As to the singing, the best performer by far was Dido’s maid Belinda, delightfully sung by Lucy Crowe. Dido was Sarah Connolly, who was suffering from a cold and looked dreadful. The sorceress was Sara Fulgoni, Aeneas was Lucas Meachem, and Dido’s second maid was Anita Watson. The chorus was excellent and the music was well conducted by Christopher Hogwood.

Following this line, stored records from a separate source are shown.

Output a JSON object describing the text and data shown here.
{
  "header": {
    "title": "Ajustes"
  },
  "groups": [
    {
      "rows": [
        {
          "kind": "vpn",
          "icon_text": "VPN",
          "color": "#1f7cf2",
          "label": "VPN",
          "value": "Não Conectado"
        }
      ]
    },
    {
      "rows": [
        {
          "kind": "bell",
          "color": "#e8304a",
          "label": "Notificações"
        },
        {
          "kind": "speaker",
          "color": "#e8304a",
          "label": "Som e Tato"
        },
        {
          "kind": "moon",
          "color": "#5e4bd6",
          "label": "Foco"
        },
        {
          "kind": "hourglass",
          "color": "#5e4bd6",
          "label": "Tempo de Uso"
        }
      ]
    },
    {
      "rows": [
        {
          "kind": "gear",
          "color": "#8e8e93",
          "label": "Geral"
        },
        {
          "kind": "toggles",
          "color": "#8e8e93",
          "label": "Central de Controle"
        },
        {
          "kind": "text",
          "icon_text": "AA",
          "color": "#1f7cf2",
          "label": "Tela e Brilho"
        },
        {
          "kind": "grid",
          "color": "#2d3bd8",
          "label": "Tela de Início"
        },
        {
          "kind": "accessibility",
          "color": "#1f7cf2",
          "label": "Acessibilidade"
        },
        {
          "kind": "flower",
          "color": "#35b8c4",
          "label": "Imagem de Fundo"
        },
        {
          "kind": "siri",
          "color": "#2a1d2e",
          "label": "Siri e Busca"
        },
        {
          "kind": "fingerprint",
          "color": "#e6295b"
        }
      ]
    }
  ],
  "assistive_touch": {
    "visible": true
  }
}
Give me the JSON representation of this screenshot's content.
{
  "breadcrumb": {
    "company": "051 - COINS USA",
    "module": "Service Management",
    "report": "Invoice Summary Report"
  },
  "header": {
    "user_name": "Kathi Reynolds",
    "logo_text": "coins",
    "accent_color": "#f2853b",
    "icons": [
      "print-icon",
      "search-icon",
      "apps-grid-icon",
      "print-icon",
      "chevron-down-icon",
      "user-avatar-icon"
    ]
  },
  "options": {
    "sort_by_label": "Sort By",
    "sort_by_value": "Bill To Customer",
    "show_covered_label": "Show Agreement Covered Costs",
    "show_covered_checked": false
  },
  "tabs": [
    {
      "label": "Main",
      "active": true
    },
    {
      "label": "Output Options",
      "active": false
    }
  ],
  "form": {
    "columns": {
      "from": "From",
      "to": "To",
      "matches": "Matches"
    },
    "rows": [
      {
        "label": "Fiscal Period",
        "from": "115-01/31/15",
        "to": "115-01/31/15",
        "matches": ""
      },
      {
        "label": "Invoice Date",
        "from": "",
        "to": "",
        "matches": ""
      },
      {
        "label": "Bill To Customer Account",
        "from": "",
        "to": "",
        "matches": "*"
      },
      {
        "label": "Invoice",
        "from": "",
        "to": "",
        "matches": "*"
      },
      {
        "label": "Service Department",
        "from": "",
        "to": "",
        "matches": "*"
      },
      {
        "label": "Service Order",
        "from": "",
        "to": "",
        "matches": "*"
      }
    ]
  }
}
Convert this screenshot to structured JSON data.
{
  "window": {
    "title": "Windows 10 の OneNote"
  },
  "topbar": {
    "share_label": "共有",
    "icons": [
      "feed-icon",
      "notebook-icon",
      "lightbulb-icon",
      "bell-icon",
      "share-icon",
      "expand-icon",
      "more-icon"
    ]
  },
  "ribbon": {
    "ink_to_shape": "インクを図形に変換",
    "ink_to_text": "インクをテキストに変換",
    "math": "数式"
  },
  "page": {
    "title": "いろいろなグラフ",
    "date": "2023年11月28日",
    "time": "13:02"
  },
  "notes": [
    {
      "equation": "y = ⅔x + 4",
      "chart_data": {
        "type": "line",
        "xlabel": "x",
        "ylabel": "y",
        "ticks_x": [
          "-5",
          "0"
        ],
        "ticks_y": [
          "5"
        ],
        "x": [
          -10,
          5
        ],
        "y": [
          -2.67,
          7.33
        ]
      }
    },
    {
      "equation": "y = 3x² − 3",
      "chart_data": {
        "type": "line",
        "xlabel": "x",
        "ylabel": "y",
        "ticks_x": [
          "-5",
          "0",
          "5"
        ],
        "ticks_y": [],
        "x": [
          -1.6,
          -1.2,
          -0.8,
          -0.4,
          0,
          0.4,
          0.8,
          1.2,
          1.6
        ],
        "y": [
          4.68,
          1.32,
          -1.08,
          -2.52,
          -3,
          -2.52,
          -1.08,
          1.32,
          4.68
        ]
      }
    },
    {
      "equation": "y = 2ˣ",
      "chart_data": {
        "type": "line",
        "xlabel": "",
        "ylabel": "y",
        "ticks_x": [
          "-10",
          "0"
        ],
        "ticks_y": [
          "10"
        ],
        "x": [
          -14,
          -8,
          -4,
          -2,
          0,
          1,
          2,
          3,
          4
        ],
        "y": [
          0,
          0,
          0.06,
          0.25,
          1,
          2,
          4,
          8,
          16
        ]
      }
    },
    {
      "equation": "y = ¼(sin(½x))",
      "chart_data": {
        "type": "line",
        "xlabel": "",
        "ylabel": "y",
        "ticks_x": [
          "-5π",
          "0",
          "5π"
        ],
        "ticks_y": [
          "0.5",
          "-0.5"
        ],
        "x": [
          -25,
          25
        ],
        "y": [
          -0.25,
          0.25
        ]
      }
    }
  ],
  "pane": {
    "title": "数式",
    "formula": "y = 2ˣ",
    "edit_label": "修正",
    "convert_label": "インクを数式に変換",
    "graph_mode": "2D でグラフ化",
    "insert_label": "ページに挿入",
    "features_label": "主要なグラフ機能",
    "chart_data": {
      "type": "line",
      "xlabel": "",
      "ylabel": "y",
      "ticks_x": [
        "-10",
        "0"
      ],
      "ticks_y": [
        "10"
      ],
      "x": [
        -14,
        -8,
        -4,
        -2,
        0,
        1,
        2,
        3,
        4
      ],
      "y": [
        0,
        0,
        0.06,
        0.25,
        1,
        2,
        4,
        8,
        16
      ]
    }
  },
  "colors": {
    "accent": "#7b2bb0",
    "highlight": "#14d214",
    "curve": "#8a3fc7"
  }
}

Acis and Galatea is a beautiful work, musically speaking. It was not composed as an opera, but as a pastoral serenata, which means it would be sung without elaborate staging, though the performers would probably have worn costumes. Many consider it as the very best of its type. This staging by Wayne McGregor was far too elaborate, detracting from the beauty of the work, and I kept my eyes closed for much of the time. The nymph Galatea was strongly sung by Danielle de Niese, in a costume and wig that made her look like some latter day Heidi in the Swiss Alps, seemingly out of place with the others. Her lover, the shepherd Acis, was well sung by Charles Workman, and the wicked Polyphemus, who kills Acis out of jealousy, was sung by Matthew Rose who was also suffering from a cold. The unusual thing about this production was that each of the principal roles, including two shepherds, was doubled up by a dancer (Lauren Cuthbertson as Galatea, Edward Watson as Acis, and Eric Underwood as Polyphemus). The dancers were clothed in body stockings, and although they performed their roles with excellent control and precision, and much though I love the Royal Ballet, it added nothing for me. The recent tendency to multi-media extravaganzas may owe something to the popularity of musicals, but I find it unsatisfying, and in this case I think it seriously detracts from Handel’s glorious music, which was brilliantly conducted by Christopher Hogwood, with the chorus doing a superb job.